他自天京退走後,便一路西行,至此驻足。他既不敢入京助天子平叛,也不想倒向神鼎学阀,只想冷眼旁观,等待时局明朗再做决断。
夜色深沉,山风凛冽,吹得他的衣袍猎猎作响。
他擡眸望向天京方向,望着那片被淡金光幕笼罩的城池,望着城外那十四道冲天的血色光柱,望着那四百余万围城大军的连绵营帐。
玄风战王的眉头微微蹙着。
便在此时,一道赤金流光自天际疾掠而来。那是一只赤焰灵隼,通体赤金,翼展三尺,在夜色中拖出一道灼目的光痕。它俯冲而下,稳稳落在玄风战王肩头,爪上绑着一枚细小的信筒。

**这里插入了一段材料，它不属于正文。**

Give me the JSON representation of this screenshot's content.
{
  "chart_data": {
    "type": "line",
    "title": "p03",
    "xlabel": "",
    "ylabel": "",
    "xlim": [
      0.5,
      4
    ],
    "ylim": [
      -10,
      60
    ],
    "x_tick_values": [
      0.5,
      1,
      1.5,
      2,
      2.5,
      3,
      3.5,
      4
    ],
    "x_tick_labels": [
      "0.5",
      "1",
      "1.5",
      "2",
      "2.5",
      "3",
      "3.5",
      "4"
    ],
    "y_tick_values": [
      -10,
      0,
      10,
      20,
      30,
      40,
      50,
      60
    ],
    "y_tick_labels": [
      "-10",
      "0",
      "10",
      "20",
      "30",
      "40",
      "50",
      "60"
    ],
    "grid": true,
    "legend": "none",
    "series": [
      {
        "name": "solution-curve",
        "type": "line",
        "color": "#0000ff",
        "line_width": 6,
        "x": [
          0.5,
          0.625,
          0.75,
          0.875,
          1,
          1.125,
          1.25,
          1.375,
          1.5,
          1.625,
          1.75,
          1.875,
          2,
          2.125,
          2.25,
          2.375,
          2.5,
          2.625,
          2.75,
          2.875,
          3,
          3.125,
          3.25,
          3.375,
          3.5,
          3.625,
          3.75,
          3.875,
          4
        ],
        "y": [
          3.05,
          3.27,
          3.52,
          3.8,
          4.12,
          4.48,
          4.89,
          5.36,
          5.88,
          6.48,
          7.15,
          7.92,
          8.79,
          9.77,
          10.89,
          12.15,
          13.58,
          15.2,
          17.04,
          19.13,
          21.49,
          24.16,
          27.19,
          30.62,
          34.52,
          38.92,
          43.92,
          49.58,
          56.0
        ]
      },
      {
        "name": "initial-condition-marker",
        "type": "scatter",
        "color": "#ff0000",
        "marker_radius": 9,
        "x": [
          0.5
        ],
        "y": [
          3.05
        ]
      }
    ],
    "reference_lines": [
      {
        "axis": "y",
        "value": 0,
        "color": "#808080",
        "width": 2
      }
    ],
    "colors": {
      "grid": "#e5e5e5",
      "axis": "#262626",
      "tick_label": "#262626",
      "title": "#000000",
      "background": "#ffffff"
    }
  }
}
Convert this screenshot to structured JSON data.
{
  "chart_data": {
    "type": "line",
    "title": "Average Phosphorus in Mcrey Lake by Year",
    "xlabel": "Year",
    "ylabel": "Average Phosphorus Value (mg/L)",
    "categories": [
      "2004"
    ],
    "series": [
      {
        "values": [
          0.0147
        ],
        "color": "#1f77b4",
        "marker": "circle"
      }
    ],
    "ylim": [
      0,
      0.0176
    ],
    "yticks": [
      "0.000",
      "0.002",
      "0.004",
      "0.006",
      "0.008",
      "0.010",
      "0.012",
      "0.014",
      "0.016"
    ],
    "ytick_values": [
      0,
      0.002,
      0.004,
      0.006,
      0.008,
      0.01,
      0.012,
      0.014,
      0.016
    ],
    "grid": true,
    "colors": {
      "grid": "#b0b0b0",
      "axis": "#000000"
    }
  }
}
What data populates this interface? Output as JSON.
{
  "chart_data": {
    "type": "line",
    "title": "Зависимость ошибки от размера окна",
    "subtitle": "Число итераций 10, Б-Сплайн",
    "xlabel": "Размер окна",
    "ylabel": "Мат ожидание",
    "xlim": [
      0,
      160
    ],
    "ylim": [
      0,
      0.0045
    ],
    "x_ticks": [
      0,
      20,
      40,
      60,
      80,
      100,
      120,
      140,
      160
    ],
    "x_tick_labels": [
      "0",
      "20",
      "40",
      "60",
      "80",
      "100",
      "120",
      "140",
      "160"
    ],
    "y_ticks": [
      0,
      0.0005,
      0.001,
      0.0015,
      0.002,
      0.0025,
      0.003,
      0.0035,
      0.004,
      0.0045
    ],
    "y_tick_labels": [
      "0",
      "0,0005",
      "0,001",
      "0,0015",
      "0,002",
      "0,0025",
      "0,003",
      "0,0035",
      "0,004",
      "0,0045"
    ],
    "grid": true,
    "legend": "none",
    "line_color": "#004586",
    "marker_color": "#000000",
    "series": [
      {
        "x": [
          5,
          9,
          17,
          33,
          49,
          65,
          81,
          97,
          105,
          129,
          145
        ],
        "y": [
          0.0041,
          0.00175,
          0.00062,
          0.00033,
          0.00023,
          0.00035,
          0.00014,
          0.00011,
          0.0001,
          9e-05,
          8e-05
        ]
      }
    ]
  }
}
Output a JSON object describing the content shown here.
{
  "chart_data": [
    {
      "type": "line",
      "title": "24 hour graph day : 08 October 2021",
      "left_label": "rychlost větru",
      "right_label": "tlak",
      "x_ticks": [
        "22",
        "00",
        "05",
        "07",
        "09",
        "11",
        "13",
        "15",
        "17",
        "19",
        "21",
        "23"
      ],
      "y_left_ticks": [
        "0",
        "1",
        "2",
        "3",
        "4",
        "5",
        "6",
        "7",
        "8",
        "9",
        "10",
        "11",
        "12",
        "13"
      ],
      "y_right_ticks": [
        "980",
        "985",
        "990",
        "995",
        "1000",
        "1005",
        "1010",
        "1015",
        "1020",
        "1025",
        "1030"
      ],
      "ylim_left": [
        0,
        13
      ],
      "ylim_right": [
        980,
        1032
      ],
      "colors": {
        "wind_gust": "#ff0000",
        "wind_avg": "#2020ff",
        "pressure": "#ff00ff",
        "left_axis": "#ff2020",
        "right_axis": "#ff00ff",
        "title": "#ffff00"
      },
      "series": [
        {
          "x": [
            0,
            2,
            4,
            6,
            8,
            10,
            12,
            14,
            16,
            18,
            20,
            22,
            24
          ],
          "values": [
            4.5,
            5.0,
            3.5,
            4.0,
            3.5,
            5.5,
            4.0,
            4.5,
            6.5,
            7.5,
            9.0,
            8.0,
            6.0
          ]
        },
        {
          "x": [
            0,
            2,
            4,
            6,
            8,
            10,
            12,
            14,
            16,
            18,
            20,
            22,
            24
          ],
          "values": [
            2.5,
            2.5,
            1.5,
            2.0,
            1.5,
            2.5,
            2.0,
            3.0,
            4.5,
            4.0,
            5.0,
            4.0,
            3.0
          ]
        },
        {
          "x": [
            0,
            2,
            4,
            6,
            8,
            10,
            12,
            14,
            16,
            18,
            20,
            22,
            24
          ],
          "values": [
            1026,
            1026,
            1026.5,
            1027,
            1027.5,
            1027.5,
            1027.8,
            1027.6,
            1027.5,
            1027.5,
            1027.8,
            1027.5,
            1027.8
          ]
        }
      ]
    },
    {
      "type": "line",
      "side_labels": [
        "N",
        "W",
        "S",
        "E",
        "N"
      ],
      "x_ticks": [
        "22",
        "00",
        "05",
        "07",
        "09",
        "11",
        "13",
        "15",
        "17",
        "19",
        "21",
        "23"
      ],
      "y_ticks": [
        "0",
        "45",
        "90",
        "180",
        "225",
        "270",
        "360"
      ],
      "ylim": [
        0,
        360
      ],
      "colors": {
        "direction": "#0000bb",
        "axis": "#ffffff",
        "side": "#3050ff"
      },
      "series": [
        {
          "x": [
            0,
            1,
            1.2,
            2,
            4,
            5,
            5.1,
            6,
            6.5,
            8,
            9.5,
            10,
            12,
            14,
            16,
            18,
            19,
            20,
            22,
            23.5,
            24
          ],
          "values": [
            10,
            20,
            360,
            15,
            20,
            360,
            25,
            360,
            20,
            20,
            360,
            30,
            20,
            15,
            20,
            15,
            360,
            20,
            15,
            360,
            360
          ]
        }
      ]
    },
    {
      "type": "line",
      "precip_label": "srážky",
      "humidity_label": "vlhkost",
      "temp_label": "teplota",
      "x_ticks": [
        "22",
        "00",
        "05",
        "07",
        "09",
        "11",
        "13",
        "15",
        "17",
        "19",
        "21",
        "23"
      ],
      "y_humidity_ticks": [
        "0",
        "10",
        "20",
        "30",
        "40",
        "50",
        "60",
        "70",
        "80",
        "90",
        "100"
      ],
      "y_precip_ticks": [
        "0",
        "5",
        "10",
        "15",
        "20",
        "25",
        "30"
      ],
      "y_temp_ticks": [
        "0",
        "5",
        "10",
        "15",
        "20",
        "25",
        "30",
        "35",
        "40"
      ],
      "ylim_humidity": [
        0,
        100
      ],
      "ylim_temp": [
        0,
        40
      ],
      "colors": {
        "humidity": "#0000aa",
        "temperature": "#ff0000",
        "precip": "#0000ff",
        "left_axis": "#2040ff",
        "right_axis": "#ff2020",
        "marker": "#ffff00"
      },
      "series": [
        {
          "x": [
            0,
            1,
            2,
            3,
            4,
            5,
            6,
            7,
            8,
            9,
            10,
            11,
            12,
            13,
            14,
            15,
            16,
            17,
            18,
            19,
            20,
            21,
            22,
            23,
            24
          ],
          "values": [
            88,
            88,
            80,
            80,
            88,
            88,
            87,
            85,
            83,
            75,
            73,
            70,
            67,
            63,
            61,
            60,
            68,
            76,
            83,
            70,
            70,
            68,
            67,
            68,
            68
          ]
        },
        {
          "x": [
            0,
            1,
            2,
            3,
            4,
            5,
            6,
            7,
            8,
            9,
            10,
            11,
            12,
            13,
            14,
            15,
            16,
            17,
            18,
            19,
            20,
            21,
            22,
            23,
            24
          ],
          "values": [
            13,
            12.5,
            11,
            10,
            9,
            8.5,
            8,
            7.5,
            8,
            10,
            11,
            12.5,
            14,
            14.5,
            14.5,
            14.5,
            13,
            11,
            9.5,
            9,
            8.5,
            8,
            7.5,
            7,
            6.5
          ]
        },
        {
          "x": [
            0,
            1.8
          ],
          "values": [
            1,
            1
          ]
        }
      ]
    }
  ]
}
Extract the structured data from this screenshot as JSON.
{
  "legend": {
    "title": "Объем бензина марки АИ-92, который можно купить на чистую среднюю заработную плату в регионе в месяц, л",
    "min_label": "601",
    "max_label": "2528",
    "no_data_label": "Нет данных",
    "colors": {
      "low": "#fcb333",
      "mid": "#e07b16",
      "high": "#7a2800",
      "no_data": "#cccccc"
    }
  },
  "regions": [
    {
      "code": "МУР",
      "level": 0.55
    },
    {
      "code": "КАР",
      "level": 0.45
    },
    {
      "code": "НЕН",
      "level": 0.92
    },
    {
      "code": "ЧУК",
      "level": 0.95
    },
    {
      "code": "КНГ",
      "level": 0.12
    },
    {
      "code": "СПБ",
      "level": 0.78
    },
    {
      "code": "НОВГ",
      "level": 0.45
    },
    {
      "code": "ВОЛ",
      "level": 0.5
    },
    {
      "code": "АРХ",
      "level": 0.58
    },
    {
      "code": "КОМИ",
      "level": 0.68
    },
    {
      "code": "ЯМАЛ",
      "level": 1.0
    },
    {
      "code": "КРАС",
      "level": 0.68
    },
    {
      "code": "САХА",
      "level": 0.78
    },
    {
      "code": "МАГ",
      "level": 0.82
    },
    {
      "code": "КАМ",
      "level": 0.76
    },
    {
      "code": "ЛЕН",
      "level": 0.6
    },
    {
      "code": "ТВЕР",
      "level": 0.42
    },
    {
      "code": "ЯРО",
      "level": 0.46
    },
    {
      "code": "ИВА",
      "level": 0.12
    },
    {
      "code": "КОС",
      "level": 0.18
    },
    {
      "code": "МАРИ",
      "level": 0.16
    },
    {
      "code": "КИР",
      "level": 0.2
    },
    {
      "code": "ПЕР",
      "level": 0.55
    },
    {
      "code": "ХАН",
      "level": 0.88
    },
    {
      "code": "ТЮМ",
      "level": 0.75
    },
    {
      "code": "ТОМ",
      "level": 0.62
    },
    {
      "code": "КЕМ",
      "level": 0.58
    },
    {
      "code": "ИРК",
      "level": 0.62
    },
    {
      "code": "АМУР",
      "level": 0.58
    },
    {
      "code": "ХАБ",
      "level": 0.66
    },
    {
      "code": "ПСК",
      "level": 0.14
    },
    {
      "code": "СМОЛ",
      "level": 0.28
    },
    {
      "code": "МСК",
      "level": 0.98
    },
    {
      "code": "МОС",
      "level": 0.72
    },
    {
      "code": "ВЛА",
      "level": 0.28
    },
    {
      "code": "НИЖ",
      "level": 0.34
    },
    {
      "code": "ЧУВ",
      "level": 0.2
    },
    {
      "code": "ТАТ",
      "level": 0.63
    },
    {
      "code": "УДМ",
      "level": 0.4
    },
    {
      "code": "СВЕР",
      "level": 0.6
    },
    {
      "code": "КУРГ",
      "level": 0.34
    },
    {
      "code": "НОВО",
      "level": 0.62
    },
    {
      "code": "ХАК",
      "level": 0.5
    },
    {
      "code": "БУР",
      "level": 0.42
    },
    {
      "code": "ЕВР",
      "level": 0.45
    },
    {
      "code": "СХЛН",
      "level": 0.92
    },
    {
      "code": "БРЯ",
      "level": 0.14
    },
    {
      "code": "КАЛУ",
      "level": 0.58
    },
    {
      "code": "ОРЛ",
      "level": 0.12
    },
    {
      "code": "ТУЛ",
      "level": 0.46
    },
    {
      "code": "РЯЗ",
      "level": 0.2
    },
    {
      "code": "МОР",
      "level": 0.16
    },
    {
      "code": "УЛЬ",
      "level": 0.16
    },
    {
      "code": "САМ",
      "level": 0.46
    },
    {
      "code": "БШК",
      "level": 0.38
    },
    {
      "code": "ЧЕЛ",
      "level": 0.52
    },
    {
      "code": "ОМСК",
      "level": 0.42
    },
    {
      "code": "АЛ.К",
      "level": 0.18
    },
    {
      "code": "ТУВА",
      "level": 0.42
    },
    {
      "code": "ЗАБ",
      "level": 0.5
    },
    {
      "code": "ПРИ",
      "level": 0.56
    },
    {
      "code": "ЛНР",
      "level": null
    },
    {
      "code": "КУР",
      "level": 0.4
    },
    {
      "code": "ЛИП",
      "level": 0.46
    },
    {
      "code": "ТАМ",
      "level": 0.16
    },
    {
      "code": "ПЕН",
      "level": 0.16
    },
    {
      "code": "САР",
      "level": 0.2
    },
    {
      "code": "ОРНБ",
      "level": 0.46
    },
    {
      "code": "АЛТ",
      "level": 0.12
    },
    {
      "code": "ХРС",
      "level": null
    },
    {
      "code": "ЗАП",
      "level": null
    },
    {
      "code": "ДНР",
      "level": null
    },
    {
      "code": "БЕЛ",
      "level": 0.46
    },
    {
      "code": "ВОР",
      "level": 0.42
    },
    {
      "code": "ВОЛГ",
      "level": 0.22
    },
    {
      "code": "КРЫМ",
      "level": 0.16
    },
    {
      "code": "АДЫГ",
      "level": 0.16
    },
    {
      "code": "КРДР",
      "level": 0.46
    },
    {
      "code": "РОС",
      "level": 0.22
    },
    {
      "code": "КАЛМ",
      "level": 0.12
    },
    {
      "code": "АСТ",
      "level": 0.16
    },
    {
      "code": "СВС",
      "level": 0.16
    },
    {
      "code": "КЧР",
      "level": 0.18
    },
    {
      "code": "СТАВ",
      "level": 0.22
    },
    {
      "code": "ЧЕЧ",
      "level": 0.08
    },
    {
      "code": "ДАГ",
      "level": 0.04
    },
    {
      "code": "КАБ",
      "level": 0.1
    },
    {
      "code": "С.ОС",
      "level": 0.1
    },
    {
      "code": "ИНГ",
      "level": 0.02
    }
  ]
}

玄风战王取下信筒,展开信笺,一目十行扫过。他的面色骤然一变,又缓缓恢复平静,只将信笺收入袖中,久久不语。
那位面临这等绝境,居然胜了?
他想起天意崖之战,想起沈天孤身闯入皇京、斩杀嗣帝於万军之中的胆魄;想起那日沈天以一人之力,硬撼相繇与九婴两尊神王,逼得池们铩羽而归的霸道;想起那些战王、大宗师、掌教纷纷倒向神鼎学阀时,眼中燃烧的希望与决绝。
他原以为,那些人不过是孤注一掷,在纪元终结前做最後的挣紮,且鲁莽盲目,或将把人族推到万劫不复之境。
可现在看来,错的是他自己。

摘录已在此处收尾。